BRUSSELS — Jordan Bardella is jumping from one cordon sanitaire to another.
After seeing his far-right National Rally blocked from power in France, Bardella is now watching rivals in the European Parliament trying to stop his new Patriots of Europe faction from chairing two parliamentary committees.
When the groups in the Parliament met on Monday evening to decide who will chair the powerful committees, the Patriots chose to lead the transport and culture committees, as first reported by POLITICO. But when those committees meet for the first time on July 23 to formally choose their leadership, other groups are expected to put up candidates to block the Patriots.
“I expect the democratic forces in Parliament to ensure that the new Russian-friendly group is not allowed to participate in shaping the European Parliament,” said Katarina Barley, a German social democrat MEP. “The firewall to the far right must stand firm. No official positions, such as committee chairs, may go to members of this group,” she said in a statement to POLITICO.
The same thing happened five years ago when centrist groups imposed a cordon sanitaire on the Patriots’ predecessor, Identity & Democracy, thwarting that group’s plans to lead the agriculture and legal affairs committees. The firewall extended to vice-chair positions last time around.
Speaking before the deal was struck, Jean-Paul Garraud, a senior National Rally MEP, said: “We are here in a sort of temple of democracy and those who permanently lecture us set against us a rule which is totally anti-democratic … it’s totally unacceptable.”
“With the evolution of the political landscape it seems to me very difficult to impose this very undemocratic functioning on us today,” he said, adding that the Patriots represent millions of EU voters. The group may be new, but it’s the third-largest in the Parliament and has 84 MEPs from parties in 12 countries.
Scrap over civil liberties
Monday night’s deal raised the prospect of the hard-right European Conservatives and Reformists — the home of Giorgia Meloni’s Brothers of Italy and Poland’s Law & Justice — chairing the civil liberties committee (LIBE), which handles sensitive topics such as the rule of law and migration.
That spooked MEPs on the left.
German liberal MEP Moritz Körner said: “Meloni’s and [PiS leader Jarosław] Kaczyński’s MEPs are not fit to protect fundamental rights and the rule of law, they are not the right people to chair the LIBE committee.”
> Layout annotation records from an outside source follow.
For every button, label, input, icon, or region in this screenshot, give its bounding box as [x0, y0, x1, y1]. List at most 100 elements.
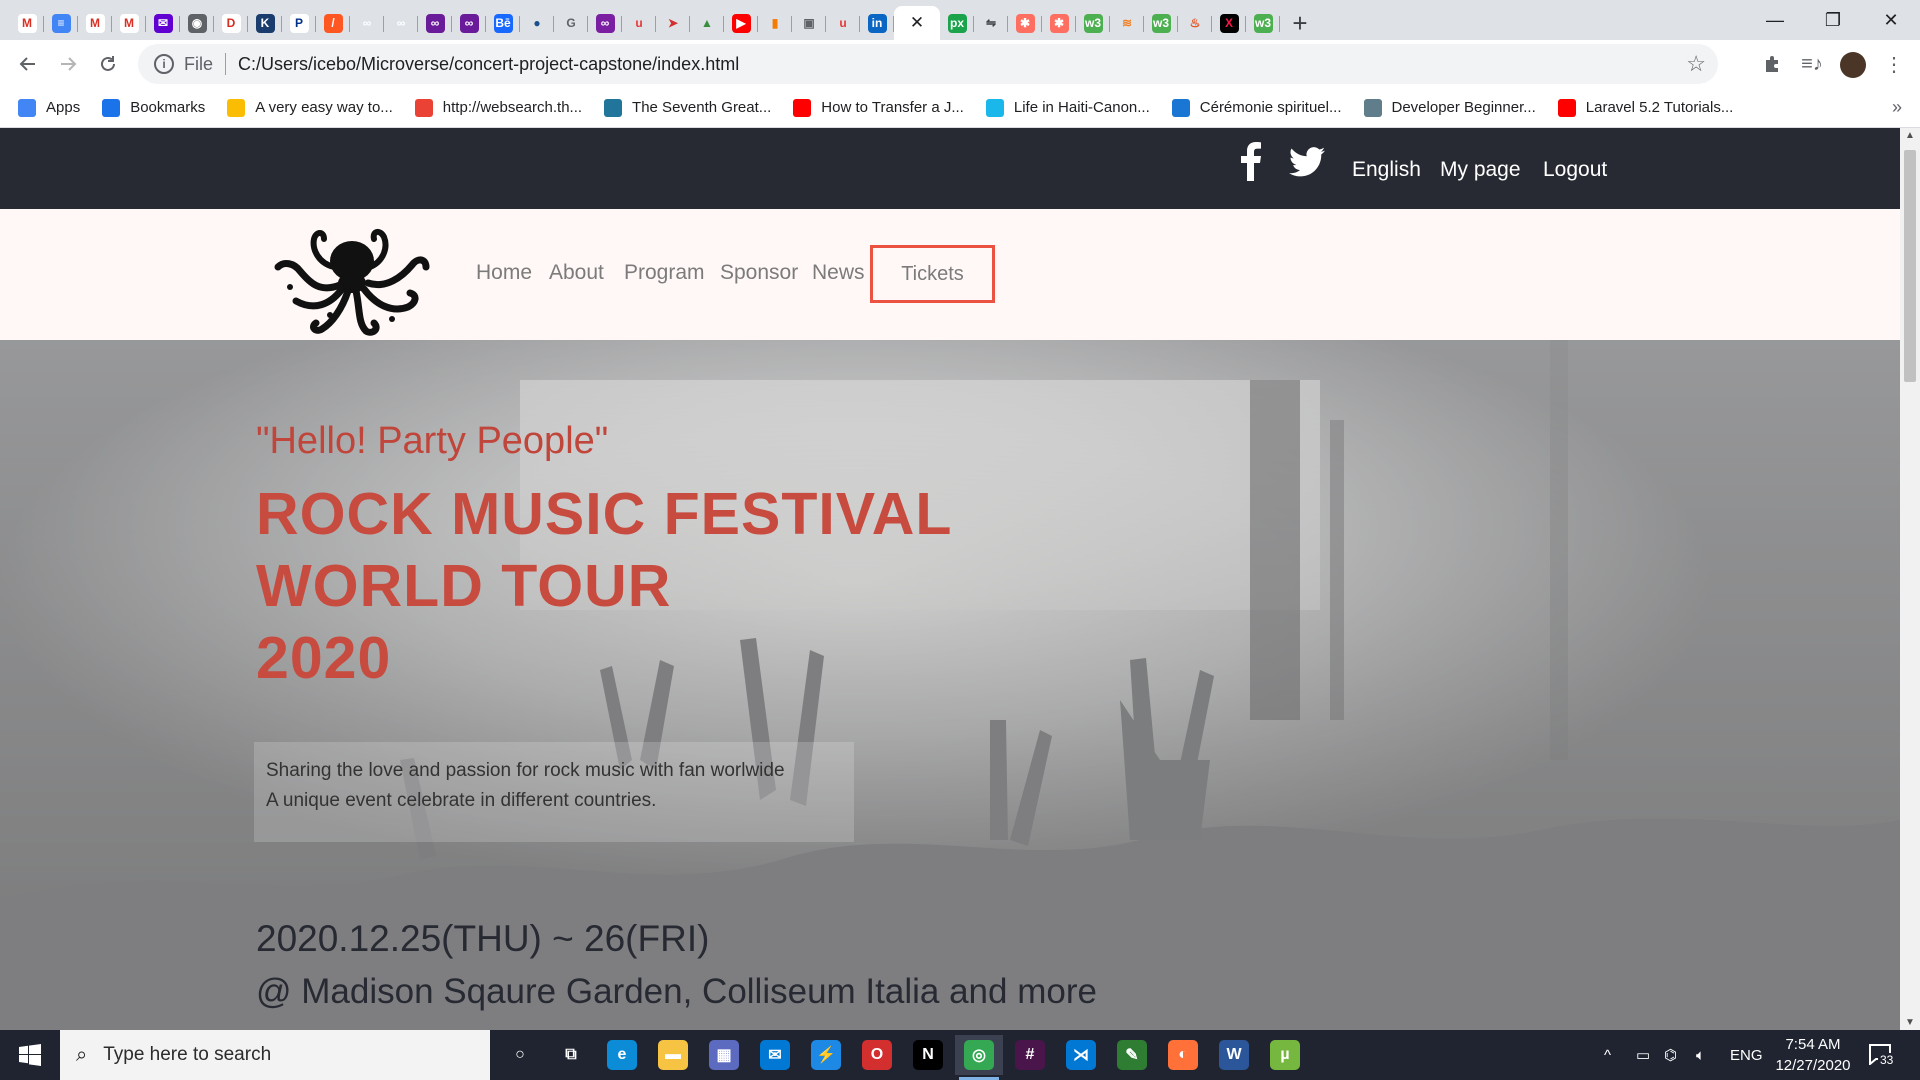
- edge-icon[interactable]: e: [598, 1035, 646, 1075]
- action-center-icon[interactable]: 33: [1864, 1039, 1900, 1071]
- my-page-link[interactable]: My page: [1440, 158, 1521, 182]
- browser-tab[interactable]: /: [316, 6, 350, 40]
- volume-icon[interactable]: 🔈︎: [1696, 1030, 1705, 1080]
- show-hidden-icons-icon[interactable]: ^: [1604, 1030, 1611, 1080]
- word-icon[interactable]: W: [1210, 1035, 1258, 1075]
- address-bar[interactable]: i File C:/Users/icebo/Microverse/concert…: [138, 44, 1718, 84]
- profile-avatar[interactable]: [1840, 52, 1866, 78]
- browser-tab[interactable]: Bē: [486, 6, 520, 40]
- slack-icon[interactable]: #: [1006, 1035, 1054, 1075]
- browser-tab[interactable]: w3: [1144, 6, 1178, 40]
- scroll-down-icon[interactable]: ▼: [1905, 1017, 1915, 1028]
- bookmark-item[interactable]: http://websearch.th...: [414, 98, 582, 117]
- browser-tab[interactable]: M: [10, 6, 44, 40]
- new-tab-button[interactable]: +: [1280, 6, 1320, 40]
- site-info-icon[interactable]: i: [154, 54, 174, 74]
- browser-tab[interactable]: ✱: [1042, 6, 1076, 40]
- forward-arrow-icon[interactable]: [48, 44, 88, 84]
- utorrent-icon[interactable]: µ: [1261, 1035, 1309, 1075]
- reload-icon[interactable]: [88, 44, 128, 84]
- taskbar-search[interactable]: ⌕ Type here to search: [60, 1030, 490, 1080]
- extensions-puzzle-icon[interactable]: [1752, 40, 1792, 88]
- logout-link[interactable]: Logout: [1543, 158, 1607, 182]
- browser-tab[interactable]: ▮: [758, 6, 792, 40]
- bookmark-item[interactable]: Life in Haiti-Canon...: [985, 98, 1150, 117]
- nav-about[interactable]: About: [549, 261, 604, 285]
- browser-tab[interactable]: u: [826, 6, 860, 40]
- language-link[interactable]: English: [1352, 158, 1421, 182]
- browser-tab[interactable]: px: [940, 6, 974, 40]
- close-window-button[interactable]: ✕: [1868, 0, 1914, 40]
- bookmarks-overflow-icon[interactable]: »: [1892, 97, 1902, 118]
- nav-program[interactable]: Program: [624, 261, 705, 285]
- nav-news[interactable]: News: [812, 261, 865, 285]
- browser-tab[interactable]: ✉: [146, 6, 180, 40]
- task-view-icon[interactable]: ⧉: [547, 1035, 595, 1075]
- bookmark-item[interactable]: Apps: [18, 98, 80, 117]
- mail-icon[interactable]: ✉: [751, 1035, 799, 1075]
- browser-tab[interactable]: ➤: [656, 6, 690, 40]
- browser-tab[interactable]: D: [214, 6, 248, 40]
- store-icon[interactable]: ▦: [700, 1035, 748, 1075]
- nav-sponsor[interactable]: Sponsor: [720, 261, 798, 285]
- file-explorer-icon[interactable]: ▬: [649, 1035, 697, 1075]
- browser-tab[interactable]: X: [1212, 6, 1246, 40]
- browser-tab[interactable]: in: [860, 6, 894, 40]
- messenger-icon[interactable]: ⚡: [802, 1035, 850, 1075]
- facebook-icon[interactable]: [1240, 141, 1262, 186]
- browser-tab[interactable]: K: [248, 6, 282, 40]
- cortana-icon[interactable]: ○: [496, 1035, 544, 1075]
- bookmark-item[interactable]: A very easy way to...: [227, 98, 393, 117]
- bookmark-item[interactable]: Bookmarks: [102, 98, 205, 117]
- browser-tab[interactable]: ▣: [792, 6, 826, 40]
- browser-tab[interactable]: ♨: [1178, 6, 1212, 40]
- address-url[interactable]: C:/Users/icebo/Microverse/concert-projec…: [238, 54, 739, 75]
- browser-tab[interactable]: ∞: [452, 6, 486, 40]
- browser-tab[interactable]: ∞: [350, 6, 384, 40]
- browser-tab[interactable]: G: [554, 6, 588, 40]
- bookmark-star-icon[interactable]: ☆: [1686, 51, 1706, 77]
- minimize-button[interactable]: —: [1752, 0, 1798, 40]
- browser-tab[interactable]: M: [78, 6, 112, 40]
- nav-home[interactable]: Home: [476, 261, 532, 285]
- tickets-button[interactable]: Tickets: [870, 245, 995, 303]
- bookmark-item[interactable]: The Seventh Great...: [604, 98, 771, 117]
- browser-tab[interactable]: ⇋: [974, 6, 1008, 40]
- browser-tab[interactable]: ▶: [724, 6, 758, 40]
- meet-now-icon[interactable]: ▭: [1636, 1030, 1650, 1080]
- opera-icon[interactable]: O: [853, 1035, 901, 1075]
- menu-kebab-icon[interactable]: ⋮: [1874, 40, 1914, 88]
- browser-tab[interactable]: P: [282, 6, 316, 40]
- network-icon[interactable]: ⌬: [1664, 1030, 1677, 1080]
- browser-tab[interactable]: ◉: [180, 6, 214, 40]
- netflix-icon[interactable]: N: [904, 1035, 952, 1075]
- scrollbar-thumb[interactable]: [1904, 150, 1916, 382]
- chrome-icon[interactable]: ◎: [955, 1035, 1003, 1080]
- browser-tab[interactable]: ∞: [588, 6, 622, 40]
- browser-tab[interactable]: M: [112, 6, 146, 40]
- browser-tab[interactable]: ▲: [690, 6, 724, 40]
- maximize-button[interactable]: ❐: [1810, 0, 1856, 40]
- bookmark-item[interactable]: Cérémonie spirituel...: [1171, 98, 1342, 117]
- scroll-up-icon[interactable]: ▲: [1905, 130, 1915, 141]
- bookmark-item[interactable]: Laravel 5.2 Tutorials...: [1557, 98, 1733, 117]
- browser-tab[interactable]: ●: [520, 6, 554, 40]
- bookmark-item[interactable]: Developer Beginner...: [1363, 98, 1536, 117]
- browser-tab[interactable]: u: [622, 6, 656, 40]
- browser-tab[interactable]: ∞: [384, 6, 418, 40]
- firefox-icon[interactable]: ◐: [1159, 1035, 1207, 1075]
- browser-tab[interactable]: ∞: [418, 6, 452, 40]
- twitter-icon[interactable]: [1288, 147, 1326, 182]
- browser-tab[interactable]: w3: [1076, 6, 1110, 40]
- page-scrollbar[interactable]: ▲ ▼: [1900, 128, 1920, 1030]
- taskbar-clock[interactable]: 7:54 AM 12/27/2020: [1768, 1034, 1858, 1076]
- octopus-logo[interactable]: [270, 227, 430, 337]
- browser-tab[interactable]: ≡: [44, 6, 78, 40]
- active-tab[interactable]: ✕: [894, 6, 940, 40]
- image-editor-icon[interactable]: ✎: [1108, 1035, 1156, 1075]
- back-arrow-icon[interactable]: [8, 44, 48, 84]
- browser-tab[interactable]: ≋: [1110, 6, 1144, 40]
- vscode-icon[interactable]: ⋊: [1057, 1035, 1105, 1075]
- close-tab-icon[interactable]: ✕: [910, 13, 924, 33]
- language-indicator[interactable]: ENG: [1730, 1030, 1763, 1080]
On Tuesday, the biggest group in the Parliament — the conservative European People’s Party — struck an informal deal with the ECR under which they will swap control of two of the committees allocated to them in the broader package. Under the deal, the ECR would take control of the agriculture committee and the EPP would chair the civil liberties committee.
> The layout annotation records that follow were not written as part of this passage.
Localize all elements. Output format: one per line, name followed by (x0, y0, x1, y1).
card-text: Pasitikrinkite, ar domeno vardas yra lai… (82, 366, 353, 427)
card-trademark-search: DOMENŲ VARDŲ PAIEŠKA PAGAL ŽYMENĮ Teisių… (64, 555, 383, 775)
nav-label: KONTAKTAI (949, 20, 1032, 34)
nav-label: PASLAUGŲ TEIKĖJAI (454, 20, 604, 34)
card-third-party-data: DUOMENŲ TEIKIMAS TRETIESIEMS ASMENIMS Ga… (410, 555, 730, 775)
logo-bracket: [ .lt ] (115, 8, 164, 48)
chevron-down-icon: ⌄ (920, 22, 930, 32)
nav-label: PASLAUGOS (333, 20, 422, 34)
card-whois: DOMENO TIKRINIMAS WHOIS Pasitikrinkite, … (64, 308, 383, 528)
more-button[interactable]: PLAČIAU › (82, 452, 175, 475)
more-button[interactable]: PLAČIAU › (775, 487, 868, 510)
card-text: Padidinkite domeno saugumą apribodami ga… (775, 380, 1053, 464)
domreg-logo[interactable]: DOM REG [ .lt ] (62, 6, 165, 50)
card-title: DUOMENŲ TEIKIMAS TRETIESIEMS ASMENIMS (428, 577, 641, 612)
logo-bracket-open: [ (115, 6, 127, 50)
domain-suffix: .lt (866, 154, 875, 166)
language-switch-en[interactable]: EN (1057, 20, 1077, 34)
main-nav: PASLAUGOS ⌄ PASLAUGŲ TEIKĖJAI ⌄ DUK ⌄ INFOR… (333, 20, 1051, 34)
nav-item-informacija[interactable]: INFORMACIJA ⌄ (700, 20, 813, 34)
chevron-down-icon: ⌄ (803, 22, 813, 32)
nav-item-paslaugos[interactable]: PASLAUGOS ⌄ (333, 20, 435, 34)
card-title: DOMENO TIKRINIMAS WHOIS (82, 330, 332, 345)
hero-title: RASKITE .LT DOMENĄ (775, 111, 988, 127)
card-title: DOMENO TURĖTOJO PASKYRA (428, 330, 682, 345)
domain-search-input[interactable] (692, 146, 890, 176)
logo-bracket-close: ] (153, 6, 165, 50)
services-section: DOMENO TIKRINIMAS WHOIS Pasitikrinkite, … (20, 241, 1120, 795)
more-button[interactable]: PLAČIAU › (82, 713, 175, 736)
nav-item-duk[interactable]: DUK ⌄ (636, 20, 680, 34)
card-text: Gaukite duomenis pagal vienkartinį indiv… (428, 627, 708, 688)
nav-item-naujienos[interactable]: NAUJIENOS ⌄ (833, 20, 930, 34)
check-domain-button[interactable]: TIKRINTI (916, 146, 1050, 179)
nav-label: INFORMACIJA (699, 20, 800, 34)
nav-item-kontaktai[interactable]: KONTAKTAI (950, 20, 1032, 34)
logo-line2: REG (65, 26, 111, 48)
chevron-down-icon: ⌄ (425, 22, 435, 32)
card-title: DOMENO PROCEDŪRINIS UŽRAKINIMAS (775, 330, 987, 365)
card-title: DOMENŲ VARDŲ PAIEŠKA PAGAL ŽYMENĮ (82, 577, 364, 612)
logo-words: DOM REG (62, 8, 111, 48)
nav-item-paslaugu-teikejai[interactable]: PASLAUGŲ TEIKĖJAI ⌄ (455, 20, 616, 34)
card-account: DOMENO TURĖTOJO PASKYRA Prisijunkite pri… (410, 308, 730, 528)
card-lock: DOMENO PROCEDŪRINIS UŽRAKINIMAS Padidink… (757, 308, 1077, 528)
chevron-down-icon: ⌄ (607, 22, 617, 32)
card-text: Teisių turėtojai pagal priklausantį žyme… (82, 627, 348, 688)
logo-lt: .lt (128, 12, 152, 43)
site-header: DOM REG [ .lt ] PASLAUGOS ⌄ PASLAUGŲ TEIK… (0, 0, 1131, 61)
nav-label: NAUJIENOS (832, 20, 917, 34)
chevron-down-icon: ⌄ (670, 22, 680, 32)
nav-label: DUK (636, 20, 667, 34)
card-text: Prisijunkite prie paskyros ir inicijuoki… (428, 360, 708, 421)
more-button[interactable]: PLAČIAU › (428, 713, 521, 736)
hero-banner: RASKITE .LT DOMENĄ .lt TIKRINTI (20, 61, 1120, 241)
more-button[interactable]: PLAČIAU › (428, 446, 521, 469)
“There was quite a lot of dissatisfaction among colleagues about an ECR chair in the civil liberties committee,” said one EPP MEP, granted anonymity to speak candidly about internal discussions.
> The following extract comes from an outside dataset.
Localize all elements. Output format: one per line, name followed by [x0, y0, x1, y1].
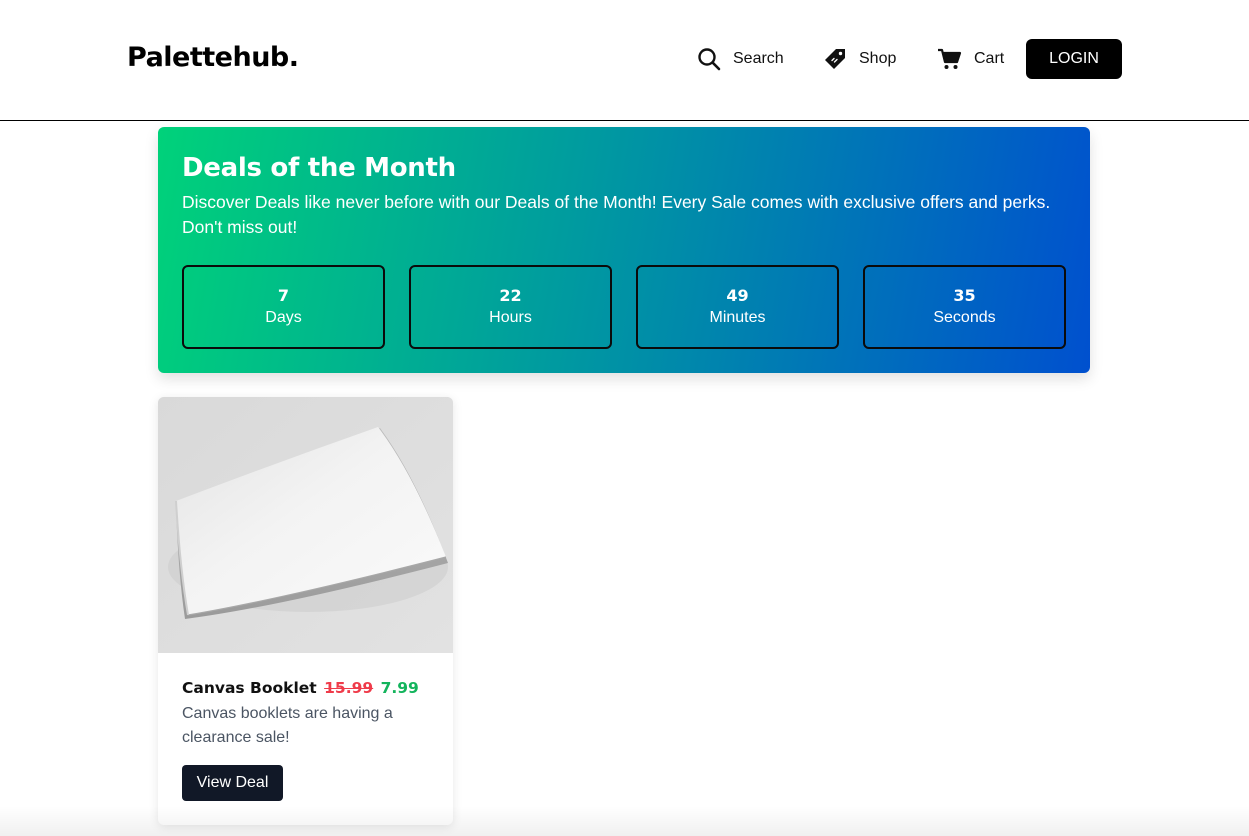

However, the EPP’s deal with the ECR enraged the liberal Renew group (now the Parliament’s fifth-largest grouping).
“Renew is outraged to see EPP preferring making dirty deals instead of sticking to our common lines,” a Renew official said, speaking on condition of anonymity to speak freely.
The official said the group could even withdraw its support for the EPP’s Ursula von der Leyen as the next Commission president, and for Roberta Metsola as European Parliament president, due to the deal.
Two people with knowledge of a meeting that Metsola held Tuesday with the Renew group said the liberal MEPs conditioned their support for her continuing as Parliament president on Renew’s getting the LIBE committee for themselves.
“We would expect that EPP just says NO to ECR instead of serving them,” the Renew official wrote in a message.
Who wants what?
Under the deal struck Monday, the EPP got the first pick of committees to chair, and plumped for the one that deals with industry, research and energy, which is set to play a mighty role in the next legislature as the European Commission changes the Green Deal into more of an industrial strategy.
It also asked for the foreign affairs committee, and for those covering fisheries, budgetary control, constitutional affairs, and health.
The Socialists and Democrats group’s first pick was the environment committee, which has been led by Renew since 2019. The S&D also picked committees on economic and monetary affairs, trade, regional development, and women’s rights and gender equality.
The ECR claimed the budget committee, which their Flemish MEP Johan Van Overtveldt currently leads, as well as the petitions committee.
The Greens want to keep the internal market committee that their German MEP Anna Cavazinni currently leads, and also want to take control of the subcommittee on human rights, currently led by S&D. Under the provisional deal, the Greens have no vice-chairs of the environment committee.
The Left will take the subcommittee on tax matters and the employment committee.
Louise Guillot contributed reporting.